Gli effetti collaterali più comuni della Saxenda negli adulti includono:

• nausea
• Reazione del sito di iniezione
• stanchezza (affaticamento)
• cambiamento nell'enzima
• vertigini ( lipase ) levels in your
• diarrea
• basso livello di zucchero nel sangue
• sangue di dolori di stomaco
• stipsi (ipoglicemia)
• vomito
• mal di testa
• sconvolgimento (dispepsia)

Ulteriori effetti collaterali comuni nei bambini sono febbre e gastroenterite

Di 'al tuo operatore sanitario se hai qualche effetto collaterale che ti disturba o che non scompare.

Questi non sono tutti i possibili effetti collaterali della Saxenda. Chiama il medico per consigli medici sugli effetti collaterali.
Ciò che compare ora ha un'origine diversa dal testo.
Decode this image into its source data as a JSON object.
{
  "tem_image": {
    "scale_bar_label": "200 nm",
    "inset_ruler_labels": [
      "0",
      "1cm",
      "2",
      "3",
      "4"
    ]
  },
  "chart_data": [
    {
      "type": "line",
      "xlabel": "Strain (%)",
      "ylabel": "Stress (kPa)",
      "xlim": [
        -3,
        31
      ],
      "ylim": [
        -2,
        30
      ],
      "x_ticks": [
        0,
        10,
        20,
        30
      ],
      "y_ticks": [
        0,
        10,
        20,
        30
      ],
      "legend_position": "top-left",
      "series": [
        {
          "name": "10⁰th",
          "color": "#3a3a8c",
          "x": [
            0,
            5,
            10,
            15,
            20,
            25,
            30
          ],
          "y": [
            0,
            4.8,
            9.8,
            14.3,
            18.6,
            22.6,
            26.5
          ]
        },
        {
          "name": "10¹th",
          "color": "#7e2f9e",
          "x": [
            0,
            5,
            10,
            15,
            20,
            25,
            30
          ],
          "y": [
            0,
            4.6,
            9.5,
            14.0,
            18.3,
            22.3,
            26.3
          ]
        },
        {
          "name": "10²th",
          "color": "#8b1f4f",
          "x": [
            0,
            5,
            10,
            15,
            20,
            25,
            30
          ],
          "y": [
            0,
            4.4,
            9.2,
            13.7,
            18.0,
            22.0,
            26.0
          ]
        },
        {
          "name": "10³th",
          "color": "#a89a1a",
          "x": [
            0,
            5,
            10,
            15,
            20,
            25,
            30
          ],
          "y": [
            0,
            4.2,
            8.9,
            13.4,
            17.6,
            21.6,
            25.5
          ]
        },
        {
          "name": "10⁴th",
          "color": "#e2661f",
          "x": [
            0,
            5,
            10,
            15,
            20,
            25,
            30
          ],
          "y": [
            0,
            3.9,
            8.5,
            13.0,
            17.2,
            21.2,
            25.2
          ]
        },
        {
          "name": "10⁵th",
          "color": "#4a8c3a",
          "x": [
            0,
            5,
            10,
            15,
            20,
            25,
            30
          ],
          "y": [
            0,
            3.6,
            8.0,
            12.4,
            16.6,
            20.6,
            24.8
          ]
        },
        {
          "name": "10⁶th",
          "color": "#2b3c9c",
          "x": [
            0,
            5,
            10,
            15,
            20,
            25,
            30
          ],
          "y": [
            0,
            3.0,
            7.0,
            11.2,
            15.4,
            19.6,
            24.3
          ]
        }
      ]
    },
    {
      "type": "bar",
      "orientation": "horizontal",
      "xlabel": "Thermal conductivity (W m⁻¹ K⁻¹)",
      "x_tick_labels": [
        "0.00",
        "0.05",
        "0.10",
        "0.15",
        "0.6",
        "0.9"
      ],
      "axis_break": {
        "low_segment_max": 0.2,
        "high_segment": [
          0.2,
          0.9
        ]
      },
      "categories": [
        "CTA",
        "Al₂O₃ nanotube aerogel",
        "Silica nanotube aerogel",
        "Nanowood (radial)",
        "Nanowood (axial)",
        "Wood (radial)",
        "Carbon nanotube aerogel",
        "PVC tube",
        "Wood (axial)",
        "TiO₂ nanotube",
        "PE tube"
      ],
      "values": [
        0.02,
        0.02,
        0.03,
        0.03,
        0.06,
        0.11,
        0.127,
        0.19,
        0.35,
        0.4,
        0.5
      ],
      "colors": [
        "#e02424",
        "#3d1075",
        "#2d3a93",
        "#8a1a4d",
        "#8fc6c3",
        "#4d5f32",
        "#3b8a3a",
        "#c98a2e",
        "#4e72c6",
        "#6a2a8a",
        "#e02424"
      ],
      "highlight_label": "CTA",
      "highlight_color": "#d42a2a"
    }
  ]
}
È possibile segnalare gli effetti collaterali alla FDA al numero 1-800-FDA-1088.

Mantieni gli aghi della penna Saxenda e tutti i medicinali fuori dalla portata dei bambini.

Informazioni generali sull'uso sicuro ed efficace della Saxenda.

Le medicine sono talvolta prescritte a fini diversi da quelli elencati in una guida ai farmaci. Non utilizzare Saxenda per una condizione per la quale non è stata prescritta. Non dare Saxenda ad altre persone anche se hanno gli stessi sintomi che hai. Potrebbe danneggiare loro.

Che tipo di farmaco è gabapentin

Puoi chiedere al tuo farmacista o operatore sanitario informazioni su Saxenda scritta per gli operatori sanitari.

Quali sono gli ingredienti in Saxenda?

Ingrediente attivo: liraglutide

Ingredienti inattivi: fosfato disodico diidrato propilenico glicole fenolo e acqua per iniezione. L'acido cloridrico o l'idrossido di sodio possono essere aggiunti per regolare il pH.

Questa guida ai farmaci è stata approvata dalla Food and Drug Administration degli Stati Uniti.